Monday, March 2, 2026

tree shadow


Coming out of Taper Hall this evening, I was stopped by this beautifully framed shadow.  I feel there ought to be a metaphor lurking within this ...

 

Sunday, March 1, 2026

the poet's wife


She's starting to wilt, somewhat - who can blame her in this unseasonable heat? - but I picked these two flowers that were drooping over our fence and onto our neighbor's property, and brought them inside where we can enjoy them.  It was a somewhat perilous climb to get them - perilous because a neighboring rose had aggressively sharp thorns.

I wish I could remember more about the little blue and white vase.  It seems to me that I've always known it: it was among a small number that lived in the bottom of the corner cupboard in the dining room - one of the vases that was habitually used for the miniature posies and couple of stems that my mother delighted in.  But where did she get it?  Was it a junkshop find; a gift from her mother, or ...?  Whatever, it's perfectly balanced, and looks perfect with the yellow roses.  

Also, none of the horticultural websites that sing the praises of this David Austin rose seem to worry - unlike me - if she had a name of her own ...

 

Saturday, February 28, 2026

the final round of our birthday celebrations


... and yes, it is late February, but it was warm enough to eat outside on Connie's deck, with Lydia, and we feel so wonderfully stuffed (salmon, red cabbage, mashed potato, Erewhon's terrific kale and white bean salad, a Tartine brownie, ice cream) that we may never move, let alone eat, again - or at least, not for another twelve months.  



 

Friday, February 27, 2026

a very large pot with a very small hole


Of course there are some tricks of perspective here - but nonetheless, this is a large pot - maybe the height of my elbow - one of two that had citrus trees in them (one lime, one Meyer lemon).  These fruit trees were doing - well, not brilliantly, but were ok, until our gardener decided that the rosemary and oregano that was also in them needed to come out, since they were sapping energy from around the roots, and the trees needed repotting in special citrus compost.
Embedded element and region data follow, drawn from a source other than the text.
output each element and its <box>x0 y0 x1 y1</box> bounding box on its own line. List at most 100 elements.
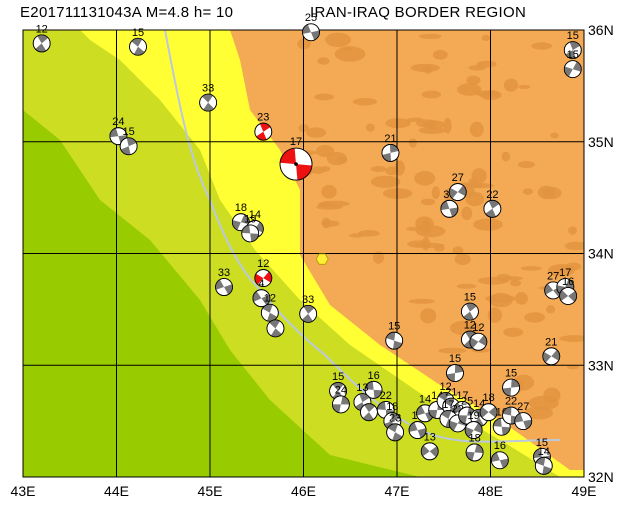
highland-patch <box>314 93 335 101</box>
focal-mechanism <box>464 421 483 439</box>
highland-patch <box>410 63 440 72</box>
focal-mechanism <box>302 23 320 42</box>
focal-mechanism <box>416 404 434 423</box>
focal-mechanism <box>479 403 498 422</box>
focal-mechanism <box>32 34 51 53</box>
focal-mechanism <box>465 443 484 462</box>
depth-label: 16 <box>494 440 506 452</box>
focal-mechanism <box>386 423 405 442</box>
focal-mechanism <box>461 302 479 321</box>
highland-patch <box>431 186 440 200</box>
highland-patch <box>416 225 446 238</box>
y-tick-label: 35N <box>588 134 614 150</box>
depth-label: 12 <box>472 322 484 334</box>
focal-mechanism <box>563 41 582 60</box>
event-id: E201711131043A <box>20 4 142 21</box>
depth-label: 23 <box>389 412 401 424</box>
depth-label: 15 <box>567 30 579 42</box>
highland-patch <box>443 117 452 134</box>
focal-mechanism <box>534 456 553 475</box>
x-tick-label: 46E <box>291 483 316 499</box>
depth-label: 14 <box>538 446 550 458</box>
highland-patch <box>537 185 556 200</box>
highland-patch <box>568 226 577 235</box>
highland-patch <box>408 298 435 304</box>
depth-label: 15 <box>449 353 461 365</box>
highland-patch <box>320 166 331 172</box>
depth-label: 15 <box>123 126 135 138</box>
highland-patch <box>306 127 327 138</box>
highland-patch <box>406 117 424 123</box>
depth-label: 21 <box>384 133 396 145</box>
main-event-depth-label: 17 <box>290 136 302 148</box>
highland-patch <box>418 33 442 40</box>
depth-label: 33 <box>302 294 314 306</box>
highland-patch <box>543 387 561 403</box>
highland-patch <box>461 206 473 221</box>
focal-mechanism <box>119 137 138 156</box>
focal-mechanism <box>420 442 439 461</box>
highland-patch <box>352 97 378 106</box>
highland-patch <box>418 127 446 134</box>
highland-patch <box>487 307 502 323</box>
highland-patch <box>370 166 387 172</box>
y-tick-label: 33N <box>588 357 614 373</box>
highland-patch <box>421 237 430 251</box>
depth-label: 24 <box>112 116 124 128</box>
depth-label: 12 <box>257 258 269 270</box>
highland-patch <box>546 305 556 314</box>
highland-patch <box>342 47 353 52</box>
focal-mechanism <box>408 421 427 439</box>
highland-patch <box>524 406 554 420</box>
highland-patch <box>473 218 503 231</box>
focal-mechanism <box>299 304 318 323</box>
depth-label: 25 <box>305 12 317 24</box>
highland-patch <box>566 365 579 370</box>
focal-mechanism <box>440 199 459 218</box>
main-event-mechanism <box>279 147 313 181</box>
highland-patch <box>408 138 417 148</box>
x-tick-label: 44E <box>104 483 129 499</box>
highland-patch <box>385 166 399 176</box>
region-title: IRAN-IRAQ BORDER REGION <box>310 4 527 21</box>
depth-label: 33 <box>202 83 214 95</box>
highland-patch <box>325 32 351 47</box>
focal-mechanism <box>502 378 520 397</box>
depth-label: 15 <box>132 27 144 39</box>
highland-patch <box>517 161 536 169</box>
highland-patch <box>420 198 436 206</box>
depth-label: 18 <box>386 401 398 413</box>
depth-label: 27 <box>517 401 529 413</box>
highland-patch <box>365 123 375 132</box>
depth-label: 19 <box>468 410 480 422</box>
highland-patch <box>358 230 380 237</box>
depth-label: 18 <box>483 392 495 404</box>
highland-patch <box>481 34 491 42</box>
highland-patch <box>421 90 442 99</box>
depth-label: 22 <box>486 189 498 201</box>
highland-patch <box>370 175 401 188</box>
depth-label: 15 <box>388 321 400 333</box>
highland-patch <box>465 183 494 189</box>
depth-label: 15 <box>332 371 344 383</box>
focal-mechanism <box>252 289 271 308</box>
depth-label: 16 <box>368 370 380 382</box>
highland-patch <box>550 132 559 139</box>
highland-patch <box>518 84 531 89</box>
x-tick-label: 45E <box>198 483 223 499</box>
focal-mechanism <box>360 403 378 422</box>
depth-label: 16 <box>562 276 574 288</box>
highland-patch <box>485 294 516 303</box>
depth-label: 15 <box>464 292 476 304</box>
highland-patch <box>457 83 482 96</box>
highland-patch <box>420 308 437 324</box>
depth-label: 17 <box>456 390 468 402</box>
upland-area <box>230 30 584 470</box>
focal-mechanism <box>331 395 350 414</box>
x-tick-label: 49E <box>572 483 597 499</box>
x-tick-label: 43E <box>11 483 36 499</box>
highland-patch <box>383 188 413 199</box>
depth-label: 12 <box>36 23 48 35</box>
highland-patch <box>372 251 385 264</box>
This didn't work.  Somehow, the pots then didn't drain at all - we think their tiny, inadequate drainage holes must have been flat against the ground, and over time, and some really drenching rains, the water has been an inch or so deep at the top, forming swimming pools for bees.  The trees hated this; their leaves started turning yellow and dropping.  This is not the California dream ... So now the trees are planted in the ground; the pots will be raised off the ground on bricks, and, once the spread-out soil has dried out, planted with bay trees and trailing rosemary.  Keep your green fingers crossed.